I’m continuing my blog series on spiritual abuse in the church which I am calling “Bully Pulpit”. You can see the prior installments here , here, and here. Since spiritual abuse is not as easy to spot as other forms of abuse, I am working my way through a number of key signs that churches should be on the watch for.
We come now to a third sign of a spiritually abusive pastor, namely that they are known for being overly critical and harsh with those under them. As Chuck DeGroat observes in his book, When Narcissism Comes to Church, abusive pastors are known for their “hypercriticism” of others (121).
Let’s unpack this a little further.
Leading Through Fault-Finding
Spiritually abusive pastors typically lead through fault-finding. They are quick to point out deficiencies in the job performance of those under them, eagerly call attention to a person’s character flaws, and often do so without gentleness or patience.
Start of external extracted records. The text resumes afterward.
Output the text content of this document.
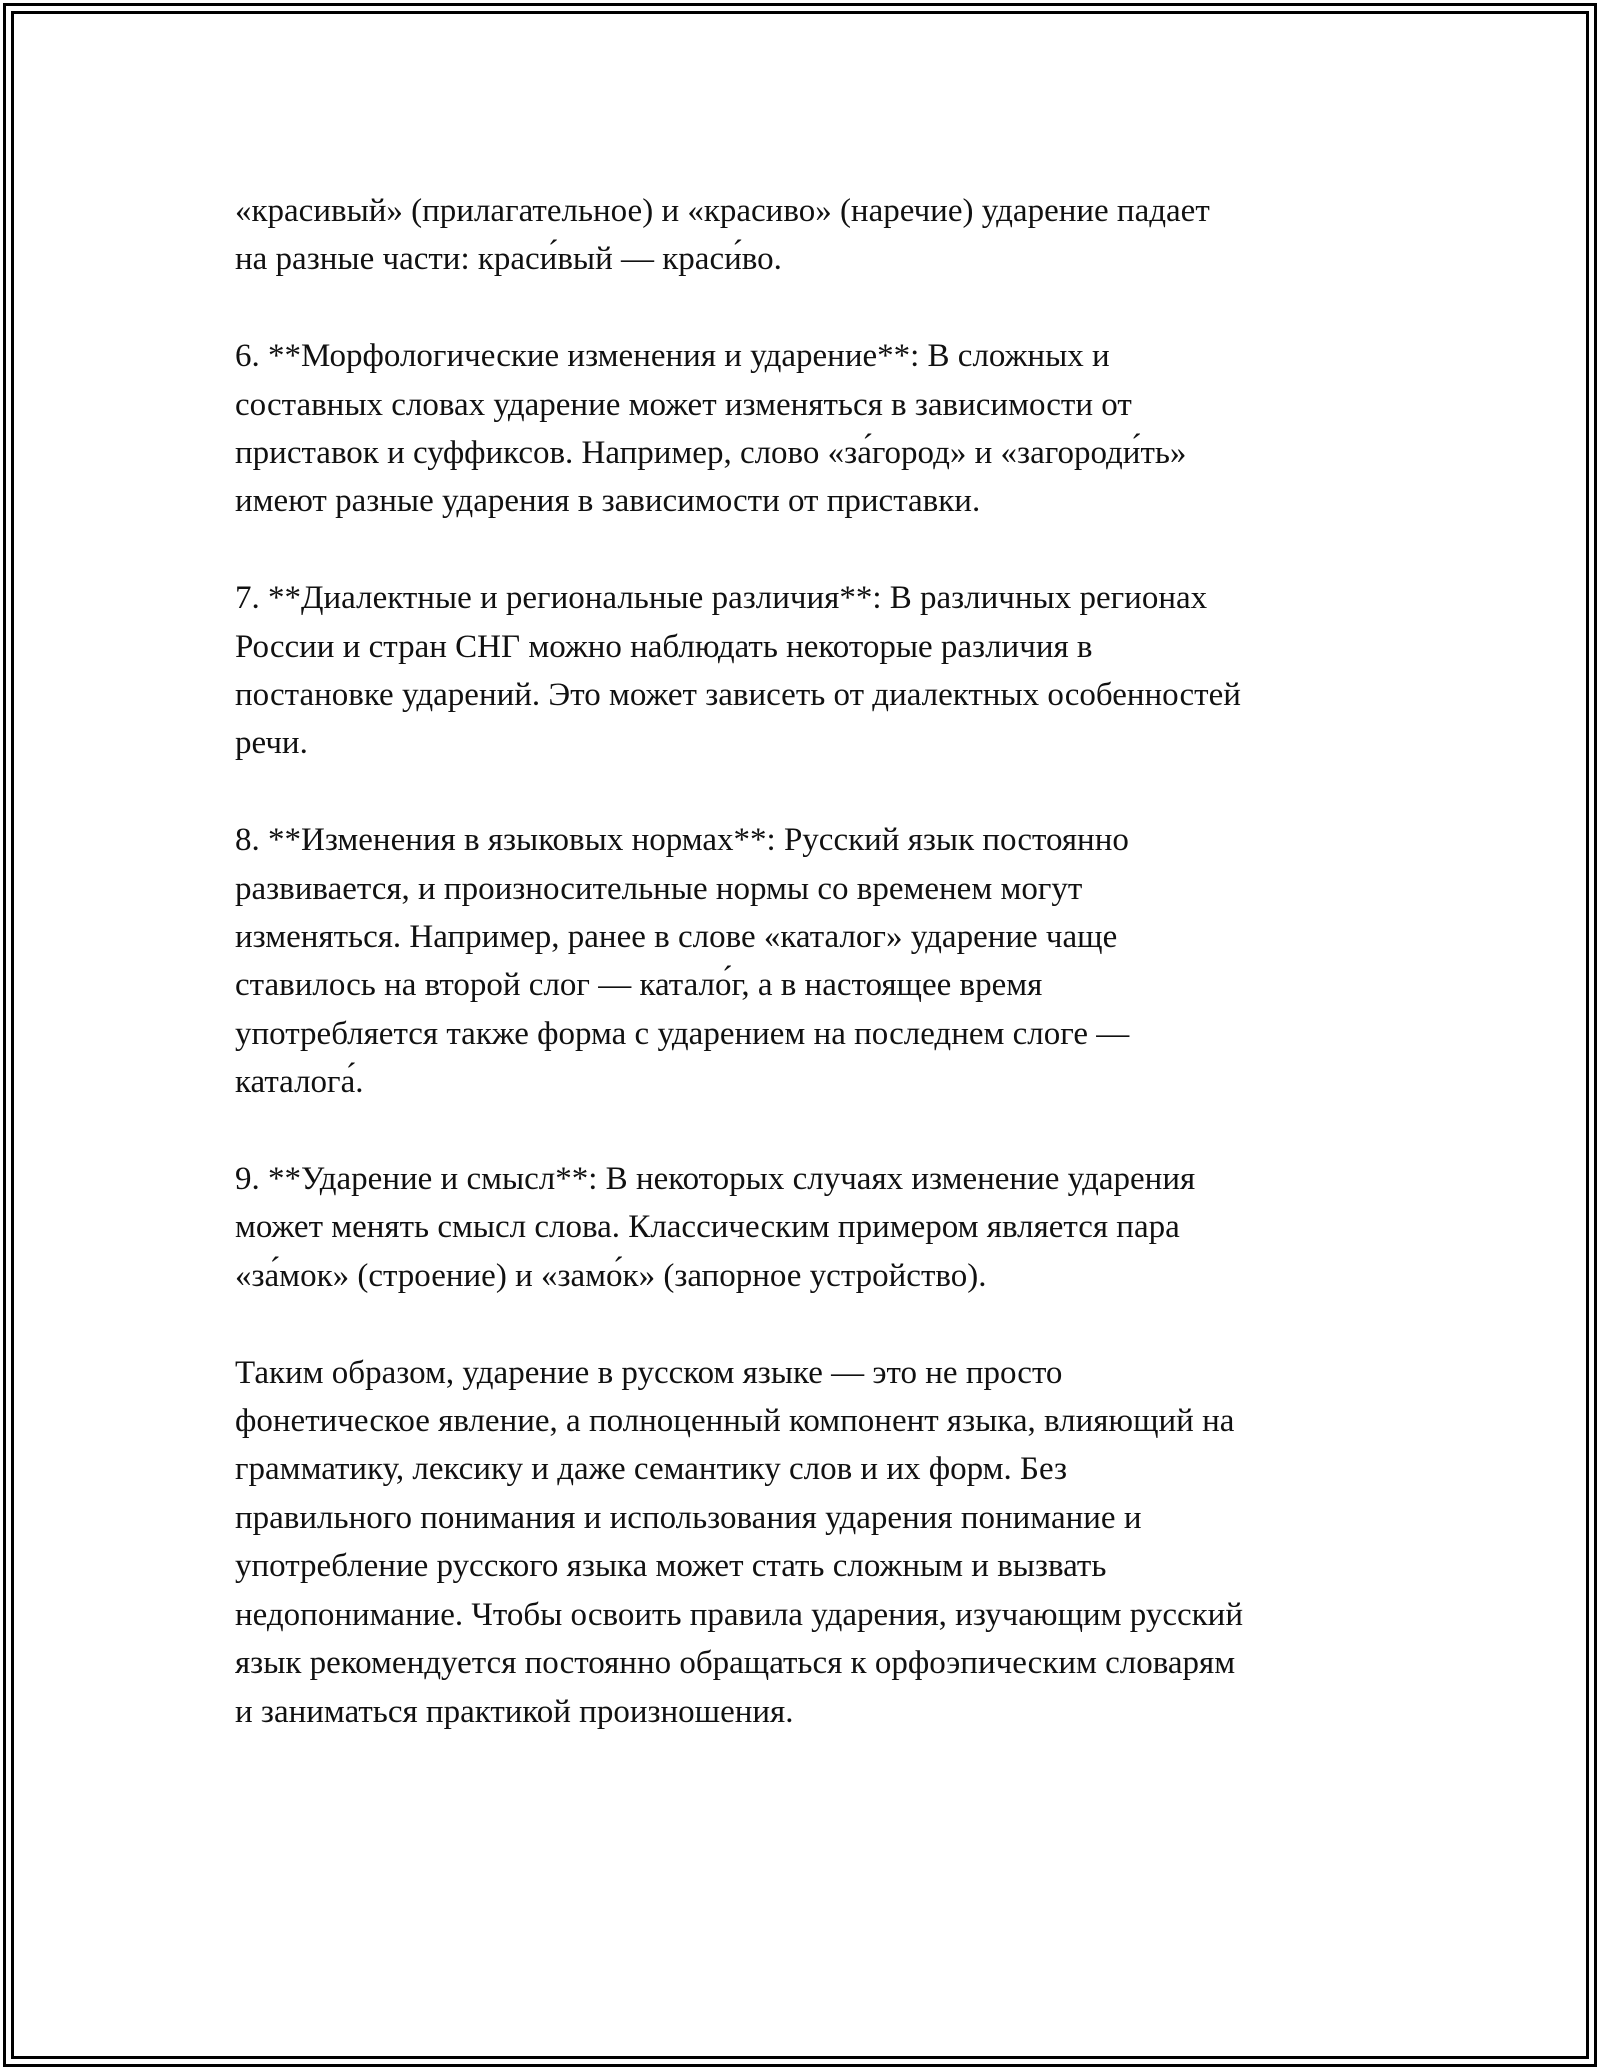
«красивый» (прилагательное) и «красиво» (наречие) ударение падает
на разные части: краси́вый — краси́во.

6. **Морфологические изменения и ударение**: В сложных и
составных словах ударение может изменяться в зависимости от
приставок и суффиксов. Например, слово «за́город» и «загороди́ть»
имеют разные ударения в зависимости от приставки.

7. **Диалектные и региональные различия**: В различных регионах
России и стран СНГ можно наблюдать некоторые различия в
постановке ударений. Это может зависеть от диалектных особенностей
речи.

8. **Изменения в языковых нормах**: Русский язык постоянно
развивается, и произносительные нормы со временем могут
изменяться. Например, ранее в слове «каталог» ударение чаще
ставилось на второй слог — катало́г, а в настоящее время
употребляется также форма с ударением на последнем слоге —
каталога́.

9. **Ударение и смысл**: В некоторых случаях изменение ударения
может менять смысл слова. Классическим примером является пара
«за́мок» (строение) и «замо́к» (запорное устройство).

Таким образом, ударение в русском языке — это не просто
фонетическое явление, а полноценный компонент языка, влияющий на
грамматику, лексику и даже семантику слов и их форм. Без
правильного понимания и использования ударения понимание и
употребление русского языка может стать сложным и вызвать
недопонимание. Чтобы освоить правила ударения, изучающим русский
язык рекомендуется постоянно обращаться к орфоэпическим словарям
и заниматься практикой произношения.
In fact, victims often indicate that the feel “watched” by the pastor as if he is always looking for some mistake that he can grab a hold of and exploit.
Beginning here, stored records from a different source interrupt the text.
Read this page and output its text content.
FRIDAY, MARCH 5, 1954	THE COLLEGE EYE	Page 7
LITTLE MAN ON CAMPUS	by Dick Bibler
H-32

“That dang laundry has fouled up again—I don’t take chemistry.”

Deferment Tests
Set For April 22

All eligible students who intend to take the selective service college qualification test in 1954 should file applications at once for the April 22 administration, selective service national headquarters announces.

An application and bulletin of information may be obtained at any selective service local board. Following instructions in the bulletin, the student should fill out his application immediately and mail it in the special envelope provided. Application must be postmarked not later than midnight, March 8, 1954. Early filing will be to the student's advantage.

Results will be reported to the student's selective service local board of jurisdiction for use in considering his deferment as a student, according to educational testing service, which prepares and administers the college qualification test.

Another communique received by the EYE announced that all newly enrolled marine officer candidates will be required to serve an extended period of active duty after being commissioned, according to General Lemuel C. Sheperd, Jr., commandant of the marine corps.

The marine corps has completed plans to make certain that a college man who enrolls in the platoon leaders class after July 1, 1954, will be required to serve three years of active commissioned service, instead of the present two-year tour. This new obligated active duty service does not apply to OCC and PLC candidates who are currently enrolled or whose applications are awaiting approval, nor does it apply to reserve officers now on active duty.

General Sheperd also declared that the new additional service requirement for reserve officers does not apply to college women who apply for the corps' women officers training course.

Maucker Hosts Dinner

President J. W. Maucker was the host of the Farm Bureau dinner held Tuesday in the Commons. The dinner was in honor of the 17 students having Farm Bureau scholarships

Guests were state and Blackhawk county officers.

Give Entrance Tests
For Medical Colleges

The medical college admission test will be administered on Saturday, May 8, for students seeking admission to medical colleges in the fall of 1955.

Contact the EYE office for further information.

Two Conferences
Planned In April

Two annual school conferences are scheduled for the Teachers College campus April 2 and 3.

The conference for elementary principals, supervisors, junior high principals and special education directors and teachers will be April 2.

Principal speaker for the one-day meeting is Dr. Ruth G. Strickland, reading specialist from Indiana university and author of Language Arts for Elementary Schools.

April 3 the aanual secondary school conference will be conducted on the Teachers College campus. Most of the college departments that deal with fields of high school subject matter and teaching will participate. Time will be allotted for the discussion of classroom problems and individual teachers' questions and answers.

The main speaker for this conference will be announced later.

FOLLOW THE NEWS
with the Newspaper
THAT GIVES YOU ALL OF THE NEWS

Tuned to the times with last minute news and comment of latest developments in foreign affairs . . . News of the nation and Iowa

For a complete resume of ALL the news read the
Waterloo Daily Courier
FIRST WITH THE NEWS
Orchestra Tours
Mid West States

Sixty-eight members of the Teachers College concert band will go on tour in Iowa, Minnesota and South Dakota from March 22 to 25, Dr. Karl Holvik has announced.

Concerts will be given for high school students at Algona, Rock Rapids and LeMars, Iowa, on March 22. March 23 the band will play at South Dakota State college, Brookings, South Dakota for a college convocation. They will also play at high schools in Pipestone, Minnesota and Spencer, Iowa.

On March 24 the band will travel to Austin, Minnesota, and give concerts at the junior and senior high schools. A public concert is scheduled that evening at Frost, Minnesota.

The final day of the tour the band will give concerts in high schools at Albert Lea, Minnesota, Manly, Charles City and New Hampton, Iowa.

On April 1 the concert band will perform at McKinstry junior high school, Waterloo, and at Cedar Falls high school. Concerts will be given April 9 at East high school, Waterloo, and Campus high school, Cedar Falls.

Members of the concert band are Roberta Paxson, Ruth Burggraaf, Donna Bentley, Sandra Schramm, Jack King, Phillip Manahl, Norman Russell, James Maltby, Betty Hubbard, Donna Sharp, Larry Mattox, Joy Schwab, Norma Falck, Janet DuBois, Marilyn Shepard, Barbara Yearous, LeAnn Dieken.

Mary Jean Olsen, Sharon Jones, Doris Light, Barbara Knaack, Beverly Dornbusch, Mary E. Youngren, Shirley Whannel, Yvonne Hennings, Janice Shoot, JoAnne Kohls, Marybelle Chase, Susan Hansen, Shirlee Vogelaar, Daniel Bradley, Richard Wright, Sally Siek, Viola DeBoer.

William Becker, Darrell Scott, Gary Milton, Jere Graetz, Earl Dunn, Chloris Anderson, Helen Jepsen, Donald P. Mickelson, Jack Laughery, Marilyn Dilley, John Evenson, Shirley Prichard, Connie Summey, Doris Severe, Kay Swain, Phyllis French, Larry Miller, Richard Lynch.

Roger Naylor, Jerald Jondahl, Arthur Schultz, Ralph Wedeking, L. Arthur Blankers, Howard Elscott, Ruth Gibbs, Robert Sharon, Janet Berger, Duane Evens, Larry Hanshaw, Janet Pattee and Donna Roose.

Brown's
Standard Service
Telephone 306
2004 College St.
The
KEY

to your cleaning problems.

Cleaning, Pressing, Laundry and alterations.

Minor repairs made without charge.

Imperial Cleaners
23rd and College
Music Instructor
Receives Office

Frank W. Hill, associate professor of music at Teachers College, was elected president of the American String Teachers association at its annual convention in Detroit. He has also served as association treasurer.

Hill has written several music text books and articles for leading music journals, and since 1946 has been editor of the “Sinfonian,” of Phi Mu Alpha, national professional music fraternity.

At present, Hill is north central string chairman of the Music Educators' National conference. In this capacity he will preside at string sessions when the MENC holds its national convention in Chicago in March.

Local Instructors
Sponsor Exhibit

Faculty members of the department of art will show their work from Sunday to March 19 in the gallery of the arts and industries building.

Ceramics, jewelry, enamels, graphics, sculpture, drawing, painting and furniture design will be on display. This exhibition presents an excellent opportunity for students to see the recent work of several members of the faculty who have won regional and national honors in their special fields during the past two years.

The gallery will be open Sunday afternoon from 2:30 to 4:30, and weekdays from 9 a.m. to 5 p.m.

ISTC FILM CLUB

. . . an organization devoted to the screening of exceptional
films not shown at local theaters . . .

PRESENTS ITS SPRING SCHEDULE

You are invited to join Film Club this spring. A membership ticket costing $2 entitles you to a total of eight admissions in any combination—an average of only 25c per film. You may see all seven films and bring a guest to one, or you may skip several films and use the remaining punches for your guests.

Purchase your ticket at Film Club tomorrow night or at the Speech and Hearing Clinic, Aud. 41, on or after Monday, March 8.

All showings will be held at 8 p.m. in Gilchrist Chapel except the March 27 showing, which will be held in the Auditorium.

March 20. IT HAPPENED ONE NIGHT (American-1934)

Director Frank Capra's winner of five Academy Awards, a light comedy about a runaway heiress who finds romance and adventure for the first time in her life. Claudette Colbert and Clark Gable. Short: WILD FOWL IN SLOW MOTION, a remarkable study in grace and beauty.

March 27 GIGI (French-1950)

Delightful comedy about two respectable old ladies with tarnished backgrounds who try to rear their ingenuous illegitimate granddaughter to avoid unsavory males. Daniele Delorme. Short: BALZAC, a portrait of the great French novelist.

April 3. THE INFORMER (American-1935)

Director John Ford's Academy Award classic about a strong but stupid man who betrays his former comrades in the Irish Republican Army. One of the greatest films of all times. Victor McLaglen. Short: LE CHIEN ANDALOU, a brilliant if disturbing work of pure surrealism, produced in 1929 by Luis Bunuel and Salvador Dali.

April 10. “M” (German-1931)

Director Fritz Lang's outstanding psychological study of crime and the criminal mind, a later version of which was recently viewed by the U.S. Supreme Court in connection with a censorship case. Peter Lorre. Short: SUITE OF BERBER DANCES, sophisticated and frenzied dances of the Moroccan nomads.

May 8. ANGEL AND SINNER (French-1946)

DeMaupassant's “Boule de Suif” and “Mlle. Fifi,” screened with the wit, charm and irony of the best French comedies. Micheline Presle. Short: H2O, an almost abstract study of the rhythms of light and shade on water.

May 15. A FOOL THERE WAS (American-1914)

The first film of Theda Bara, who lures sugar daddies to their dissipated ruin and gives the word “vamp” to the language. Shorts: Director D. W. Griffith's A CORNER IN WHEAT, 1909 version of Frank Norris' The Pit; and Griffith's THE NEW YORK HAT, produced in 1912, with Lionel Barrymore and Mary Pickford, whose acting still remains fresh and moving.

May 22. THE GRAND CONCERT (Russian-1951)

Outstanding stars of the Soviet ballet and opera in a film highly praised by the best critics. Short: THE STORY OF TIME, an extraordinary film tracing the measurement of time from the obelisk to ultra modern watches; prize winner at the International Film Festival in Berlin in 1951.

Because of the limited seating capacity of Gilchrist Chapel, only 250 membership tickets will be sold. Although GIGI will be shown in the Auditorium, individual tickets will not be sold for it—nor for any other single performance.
Of course, the rich irony here is that this very pastor who is unable to take criticism (see earlier post) is highly critical of everyone else. That is not a healthy combination—and, DeGroat has argued, is the classic mark of a narcissist.
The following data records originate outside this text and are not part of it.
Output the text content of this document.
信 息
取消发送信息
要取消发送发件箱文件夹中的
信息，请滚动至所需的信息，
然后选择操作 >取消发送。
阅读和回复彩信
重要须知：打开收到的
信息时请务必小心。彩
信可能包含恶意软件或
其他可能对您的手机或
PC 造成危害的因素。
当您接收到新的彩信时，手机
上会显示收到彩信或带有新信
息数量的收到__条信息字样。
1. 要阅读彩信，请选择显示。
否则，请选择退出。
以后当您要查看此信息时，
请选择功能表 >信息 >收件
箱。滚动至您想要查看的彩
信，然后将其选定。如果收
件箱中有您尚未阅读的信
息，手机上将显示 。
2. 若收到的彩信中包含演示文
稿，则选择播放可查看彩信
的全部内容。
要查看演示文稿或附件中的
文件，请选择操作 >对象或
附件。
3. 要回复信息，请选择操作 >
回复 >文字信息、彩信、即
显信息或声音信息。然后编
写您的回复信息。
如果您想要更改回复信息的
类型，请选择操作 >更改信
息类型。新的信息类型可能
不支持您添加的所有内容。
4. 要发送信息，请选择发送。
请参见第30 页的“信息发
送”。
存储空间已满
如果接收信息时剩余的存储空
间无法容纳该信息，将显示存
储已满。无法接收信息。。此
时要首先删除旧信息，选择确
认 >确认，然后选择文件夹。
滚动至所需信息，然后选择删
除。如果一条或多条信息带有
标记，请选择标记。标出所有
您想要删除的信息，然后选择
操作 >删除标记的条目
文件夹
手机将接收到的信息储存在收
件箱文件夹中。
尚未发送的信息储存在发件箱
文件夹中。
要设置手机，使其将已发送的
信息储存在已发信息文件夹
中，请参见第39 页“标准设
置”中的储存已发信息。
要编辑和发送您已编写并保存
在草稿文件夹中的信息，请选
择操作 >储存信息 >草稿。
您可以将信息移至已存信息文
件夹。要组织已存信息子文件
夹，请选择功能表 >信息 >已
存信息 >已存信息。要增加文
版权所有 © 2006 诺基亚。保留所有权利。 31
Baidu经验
Narcissists can’t admit that others may be smarter or more talented than them, which is why they always critique others. Nor can they admit that they might be inferior or mistaken, which is why they won’t allow critiques of themselves or the ministries they lead.
But there’s another (and bigger) reason that abusive pastors lead through fault-finding. Demoralized employees (or members) are more insecure, quicker to submit to commands, and eager to make amends for their perceived shortcomings.